Место императоров, символ, к которому так отчаянно стремились Красные повязки, оказался всего лишь деревянным креслом, покрытым коркой золотой облицовки, похожей на шкуру чесоточной дворняги. Оюан с болью смотрел на Эсэня, заново понимая, что Эсэнь никогда не мог понять те ценности, которые отличали мир других людей от его собственного. Он смотрел, но не видел.

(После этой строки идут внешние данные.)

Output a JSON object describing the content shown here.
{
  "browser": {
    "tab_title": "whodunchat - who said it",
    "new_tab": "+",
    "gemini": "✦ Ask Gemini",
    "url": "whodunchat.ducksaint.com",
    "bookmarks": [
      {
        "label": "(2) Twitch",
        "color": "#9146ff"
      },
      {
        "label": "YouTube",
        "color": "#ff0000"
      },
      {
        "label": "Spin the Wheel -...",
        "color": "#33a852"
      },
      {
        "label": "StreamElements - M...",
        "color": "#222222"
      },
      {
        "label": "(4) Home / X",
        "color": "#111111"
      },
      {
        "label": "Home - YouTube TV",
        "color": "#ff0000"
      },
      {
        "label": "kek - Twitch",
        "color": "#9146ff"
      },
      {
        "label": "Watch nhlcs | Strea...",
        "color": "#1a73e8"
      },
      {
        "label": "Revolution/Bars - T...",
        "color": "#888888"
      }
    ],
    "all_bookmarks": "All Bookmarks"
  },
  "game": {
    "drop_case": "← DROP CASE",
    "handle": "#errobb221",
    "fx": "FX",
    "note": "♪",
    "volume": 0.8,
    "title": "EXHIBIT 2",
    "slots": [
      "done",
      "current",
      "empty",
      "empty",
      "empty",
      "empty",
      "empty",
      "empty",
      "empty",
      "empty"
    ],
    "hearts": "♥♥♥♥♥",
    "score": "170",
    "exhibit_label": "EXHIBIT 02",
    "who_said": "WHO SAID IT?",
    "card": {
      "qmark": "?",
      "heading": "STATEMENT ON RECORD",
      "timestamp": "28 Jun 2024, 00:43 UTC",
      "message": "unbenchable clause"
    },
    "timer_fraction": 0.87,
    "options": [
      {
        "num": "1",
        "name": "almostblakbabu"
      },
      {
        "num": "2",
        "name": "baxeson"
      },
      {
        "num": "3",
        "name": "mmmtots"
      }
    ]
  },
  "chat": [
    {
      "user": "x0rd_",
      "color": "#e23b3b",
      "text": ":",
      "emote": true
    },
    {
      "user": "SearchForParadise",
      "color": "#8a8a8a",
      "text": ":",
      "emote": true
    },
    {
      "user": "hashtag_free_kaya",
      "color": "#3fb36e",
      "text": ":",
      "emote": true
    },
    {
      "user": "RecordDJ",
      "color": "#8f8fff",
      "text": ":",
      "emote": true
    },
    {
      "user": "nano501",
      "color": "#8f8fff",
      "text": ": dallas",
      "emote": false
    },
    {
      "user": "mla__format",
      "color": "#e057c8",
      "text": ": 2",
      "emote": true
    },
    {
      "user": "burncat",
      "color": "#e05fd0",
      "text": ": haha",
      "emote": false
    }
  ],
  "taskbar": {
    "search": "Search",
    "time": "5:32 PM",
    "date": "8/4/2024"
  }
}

Падающий из двери свет померк, когда в зал вошел господин Ван. Его прекрасно изготовленные доспехи были девственно-чистыми, словно он провел весь день у себя в кабинете, хотя под шлемом его худое лицо казалось еще больше осунувшимся, чем всегда.

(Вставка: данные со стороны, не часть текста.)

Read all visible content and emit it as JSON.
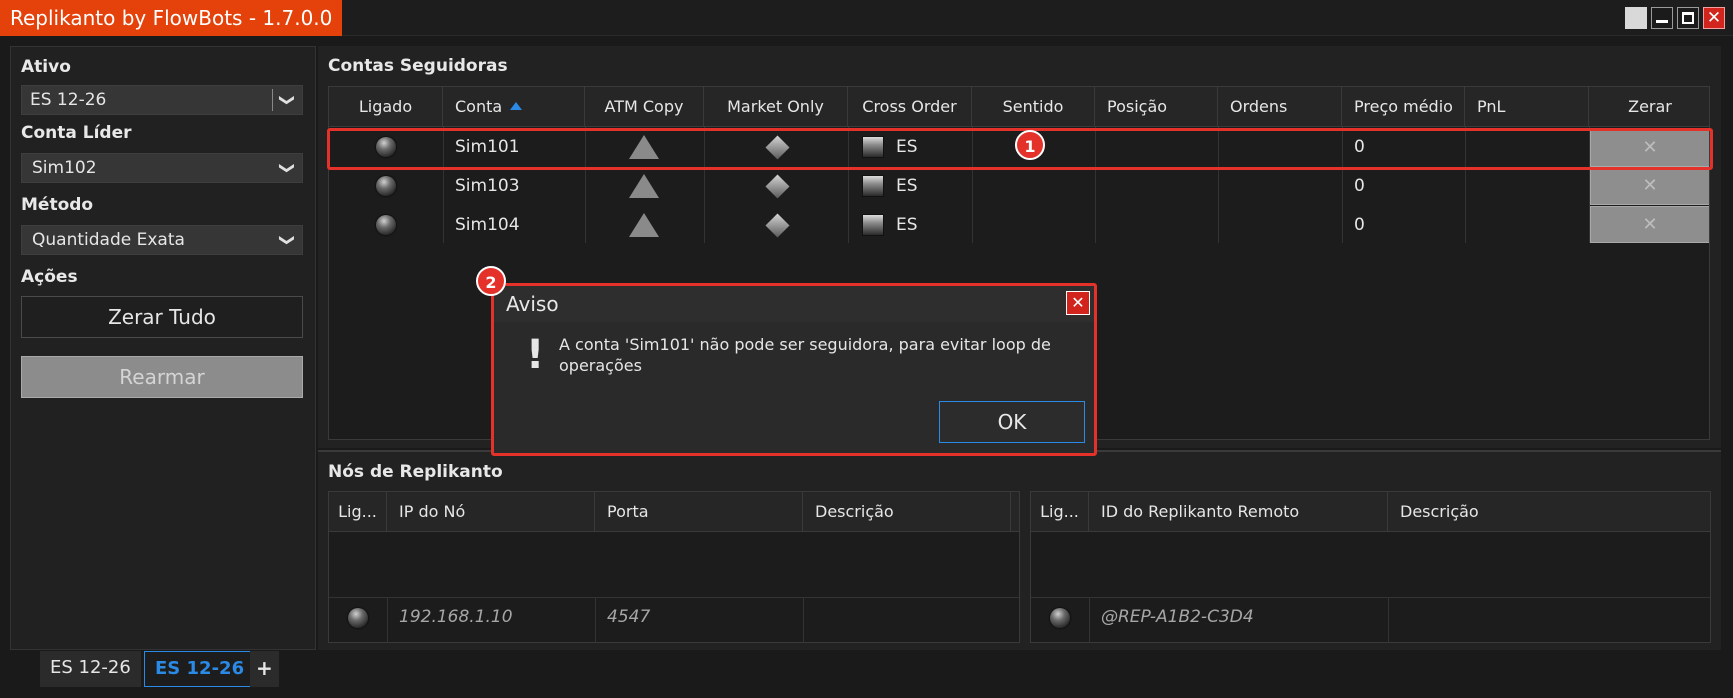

Словно услышав мысли Оюана, он язвительно сказал брату:
– Ты двумя словами выдал свое невежество. Неужели ты не понимаешь, какое место этот город занимает в их воображении? Хотя бы попробуй! Попробуй представить себе этот город на пике славы. Столица империи, столица цивилизации. Город с миллионом жителей, самый могущественный город под Небесами. Далян, Бянь, Донцзин, Бяньцзин, Бяньлян – как бы его ни называли – город, который был чудом искусства, техники и торговли всего мира, за этими стенами, выстоявшими тысячу лет.
– Против нас они не выстояли, – сказал Эсэнь. Через задние двери, далеко отсюда и далеко внизу, Оюан, как ему казалось, видел северный край рухнувшей внешней стены. Она была так далеко, что почти сливалась с линией, где серебристые воды разлива переходили в небо такого же цвета. Он не мог представить себе город такой большой, чтобы заполнить это пространство, эту пустоту, заключенную в развалины стен. Господин Ван скривил рот.

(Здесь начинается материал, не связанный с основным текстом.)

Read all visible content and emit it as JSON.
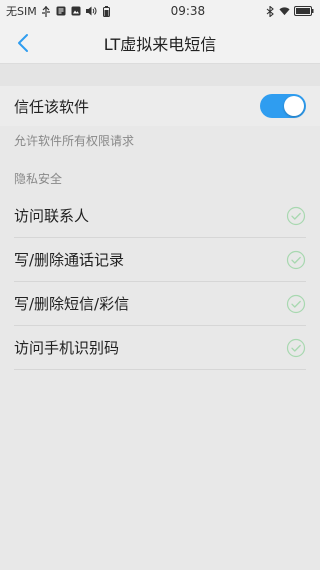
{
  "statusbar": {
    "carrier": "无SIM",
    "time": "09:38",
    "icons_left": [
      "usb-icon",
      "notification-icon",
      "image-icon",
      "volume-icon",
      "battery-icon"
    ],
    "icons_right": [
      "bluetooth-icon",
      "wifi-icon",
      "battery-icon"
    ]
  },
  "header": {
    "title": "LT虚拟来电短信"
  },
  "trust": {
    "label": "信任该软件",
    "enabled": true,
    "description": "允许软件所有权限请求"
  },
  "privacy": {
    "section_title": "隐私安全",
    "items": [
      {
        "label": "访问联系人",
        "checked": true
      },
      {
        "label": "写/删除通话记录",
        "checked": true
      },
      {
        "label": "写/删除短信/彩信",
        "checked": true
      },
      {
        "label": "访问手机识别码",
        "checked": true
      }
    ]
  },
  "colors": {
    "accent": "#2f9df0",
    "check_green": "#a8d8b0",
    "background": "#e8e8e8"
  }
}
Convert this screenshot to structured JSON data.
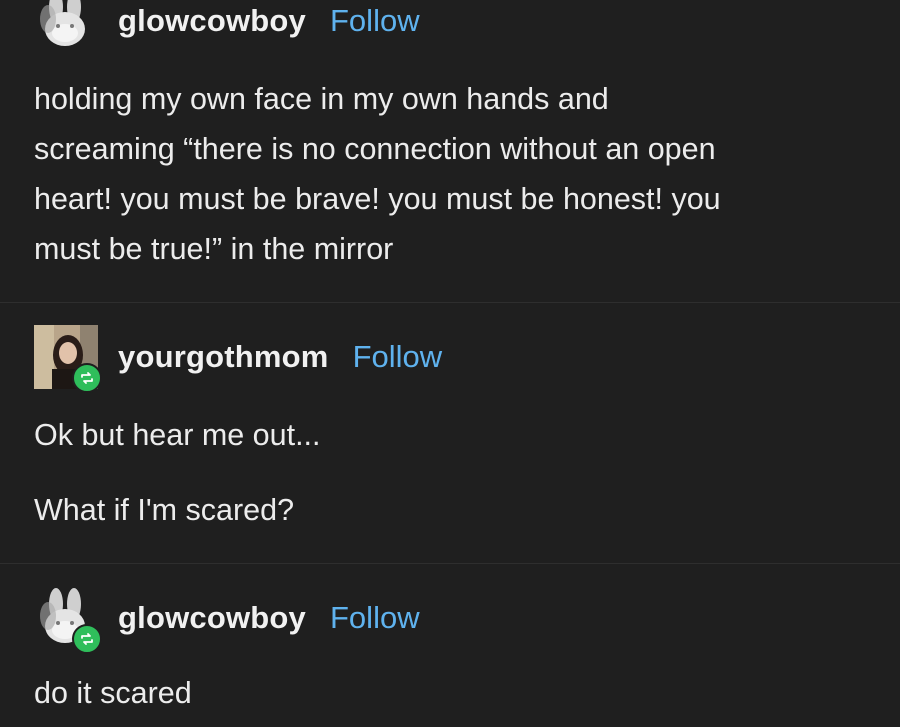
{
  "posts": [
    {
      "username": "glowcowboy",
      "follow_label": "Follow",
      "avatar_icon": "bunny-avatar",
      "reblogged": false,
      "lines": [
        "holding my own face in my own hands and",
        "screaming “there is no connection without an open",
        "heart! you must be brave! you must be honest! you",
        "must be true!” in the mirror"
      ]
    },
    {
      "username": "yourgothmom",
      "follow_label": "Follow",
      "avatar_icon": "photo-avatar",
      "reblogged": true,
      "paragraphs": [
        "Ok but hear me out...",
        "What if I'm scared?"
      ]
    },
    {
      "username": "glowcowboy",
      "follow_label": "Follow",
      "avatar_icon": "bunny-avatar",
      "reblogged": true,
      "paragraphs": [
        "do it scared"
      ]
    }
  ],
  "colors": {
    "background": "#1f1f1f",
    "follow": "#5fb2ee",
    "reblog_badge": "#2fbe5b",
    "divider": "#2e2e2e"
  }
}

– Да, – ответил он. – Пришли чжурчжэни, а потом пришли мы, и вместе мы все уничтожили.
– Значит, у них не осталось ничего, что стоило бы сохранять. – Эсэнь повернулся к брату спиной, вышел через заднюю дверь и пропал из виду, спустившись по лестнице.
На лице господина Ван застыло горькое выражение. Казалось, он погрузился в задумчивость. Возможно, Оюан не мог прочесть его мысли, но его чувства никогда не представляли для него тайны. Наверное, только этим он и был похож на своего брата. Но в то время как Эсэнь не считал нужным скрывать свои чувства, Ван Баосяна будто обуревали такие эмоции, что он изо всех сил подавлял их, а они все равно прорывались наружу.
Господин Ван вдруг поднял взгляд. Не на Оюана, а мимо него, туда, где Шао развалился на троне.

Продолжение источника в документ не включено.